Einen Organismus und entsprechende Bedürfnisse haben jedoch auch andere Lebewesen auf diesem Planeten. Von ihnen unterscheidet sich der Mensch durch sein Bewußtsein und seine Seele, welche die ideelle Komponente menschlicher Existenz darstellt. Auch sie wird durch die Befriedigung existentieller Grundbedürfnisse am Leben gehalten. Ideelle Bedürfnisse des Menschen wie Geborgenheit, Bestätigung, Liebe, Identität, Spiritualität, Heimat, Natur und nicht zuletzt Schönheit erscheinen dagegen sekundär, weil sie von Individuum zu Individuum verschieden und damit subjektiv sind. Wer jedoch geneigt ist, den materiellen Bedürfnissen des Menschen Vorrang einzuräumen, möge sich zweierlei vor Augen halten: zum einen werden die scheinbaren „Grundbedürfnisse“ materieller Art in unserer Gesellschaft so überzogen, daß man sie nicht mehr als Grundbedürfnisse bezeichnen kann. Wir essen dreimal so viel wie wir vertragen, und unser Material- und Energieverbrauch übertrifft den ärmerer Gesellschaften um ein Vielfaches.

Doch nicht erst seit Kaspar Hauser wissen wir, daß gerade die ideellen Bedürfnisse die Besonderheit des Menschen unter den Lebewesen ausmachen.
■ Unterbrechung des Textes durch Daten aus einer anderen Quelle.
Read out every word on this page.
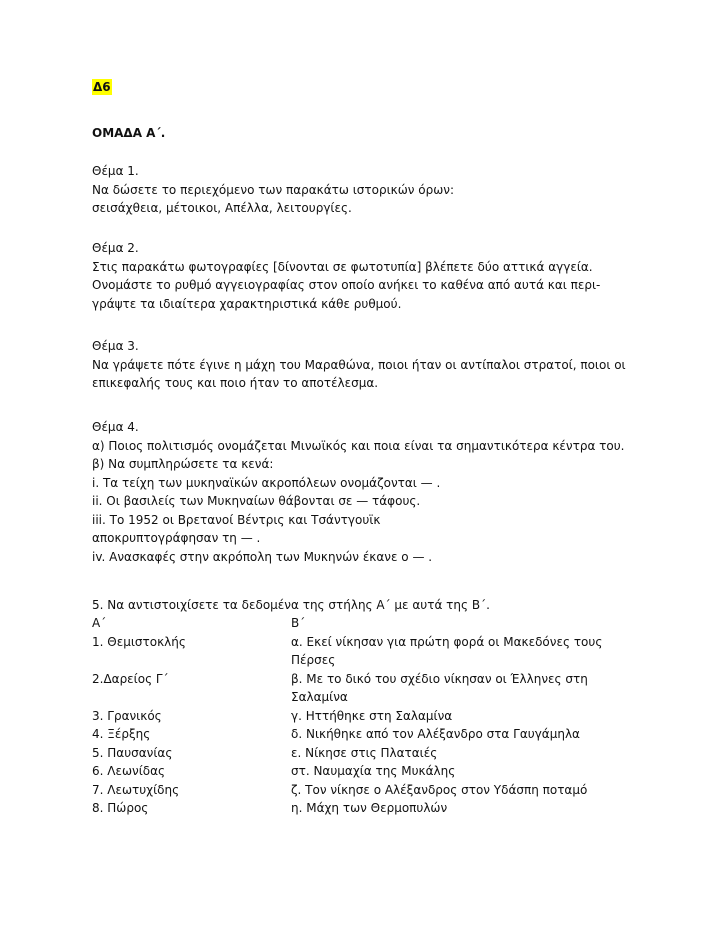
Δ6
ΟΜΑΔΑ Α΄.
Θέμα 1.
Να δώσετε το περιεχόμενο των παρακάτω ιστορικών όρων:
σεισάχθεια, μέτοικοι, Απέλλα, λειτουργίες.
Θέμα 2.
Στις παρακάτω φωτογραφίες [δίνονται σε φωτοτυπία] βλέπετε δύο αττικά αγγεία.
Ονομάστε το ρυθμό αγγειογραφίας στον οποίο ανήκει το καθένα από αυτά και περι-
γράψτε τα ιδιαίτερα χαρακτηριστικά κάθε ρυθμού.
Θέμα 3.
Να γράψετε πότε έγινε η μάχη του Μαραθώνα, ποιοι ήταν οι αντίπαλοι στρατοί, ποιοι οι
επικεφαλής τους και ποιο ήταν το αποτέλεσμα.
Θέμα 4.
α) Ποιος πολιτισμός ονομάζεται Μινωϊκός και ποια είναι τα σημαντικότερα κέντρα του.
β) Να συμπληρώσετε τα κενά:
i. Τα τείχη των μυκηναϊκών ακροπόλεων ονομάζονται — .
ii. Οι βασιλείς των Μυκηναίων θάβονται σε — τάφους.
iii. Το 1952 οι Βρετανοί Βέντρις και Τσάντγουϊκ
αποκρυπτογράφησαν τη — .
iv. Ανασκαφές στην ακρόπολη των Μυκηνών έκανε ο — .
5. Να αντιστοιχίσετε τα δεδομένα της στήλης Α΄ με αυτά της Β΄.
Α΄	Β΄
1. Θεμιστοκλής	α. Εκεί νίκησαν για πρώτη φορά οι Μακεδόνες τους
Πέρσες
2.Δαρείος Γ΄	β. Με το δικό του σχέδιο νίκησαν οι Έλληνες στη
Σαλαμίνα
3. Γρανικός	γ. Ηττήθηκε στη Σαλαμίνα
4. Ξέρξης	δ. Νικήθηκε από τον Αλέξανδρο στα Γαυγάμηλα
5. Παυσανίας	ε. Νίκησε στις Πλαταιές
6. Λεωνίδας	στ. Ναυμαχία της Μυκάλης
7. Λεωτυχίδης	ζ. Τον νίκησε ο Αλέξανδρος στον Υδάσπη ποταμό
8. Πώρος	η. Μάχη των Θερμοπυλών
Ich will nicht die Kriege aufzählen, die aufgrund ideeller Bedürfnisse geführt wurden, denn auch diese Bedürfnisse lassen sich beliebig übersteigern. Viel näher liegt es gerade hier in der Heimat eines Emil Nolde oder Theodor Storm, die unendliche Schaffenskraft des Menschen in bildender Kunst, Literatur und Musik als Beleg für die existentielle Bedeutung ideeller Werte für den Menschen zu nehmen.

Der Begriff "Ästhetik" ist bereits mehrfach gefallen, und so will ich nicht versäumen, an dieser Stelle ein weit verbreitetes Mißverständnis auszuräumen, welches sich hartnäckig zu halten scheint. Unter "Ästhetik" wird von vielen so etwas wie "die Lehre vom Schönen" verstanden. Oder, noch schlimmer, es wird von "ästhetischen" und "unästhetischen" Dingen geredet. Dies ist falsch. Ästhetik ist nicht die Lehre vom Schönen, sondern die Lehre von der Wahrnehmung. Die Wahrnehmung erfolgt zunächst über die Sinne in Form von Nervenreizen. Das Entscheidende jedoch ist die Art und Weise, wie diese Sinnesreize im Bewußtsein registriert werden, wie sie zu Empfindungen werden. Dieser Vorgang ist ganz und gar subjektiv, und diese Subjektivität ist zutiefst menschlich und wird von vielen als Schwäche verstanden, denn auch der Begriff "menschlich" wird häufig mit negativen Bedeutungen umgeben, wie "Irren ist menschlich". Welcher Politiker wird schon eine Entscheidung z.B. über den Standort eines Windenergieparks auf eine so subjektive, menschliche Empfindung von "Schönheit der Landschaft" gründen wollen? Gründe des Umweltschutzes sind da schon handfester, weil objektiv darstellbar, wenn auch oft nur in hypothetischen Modellen.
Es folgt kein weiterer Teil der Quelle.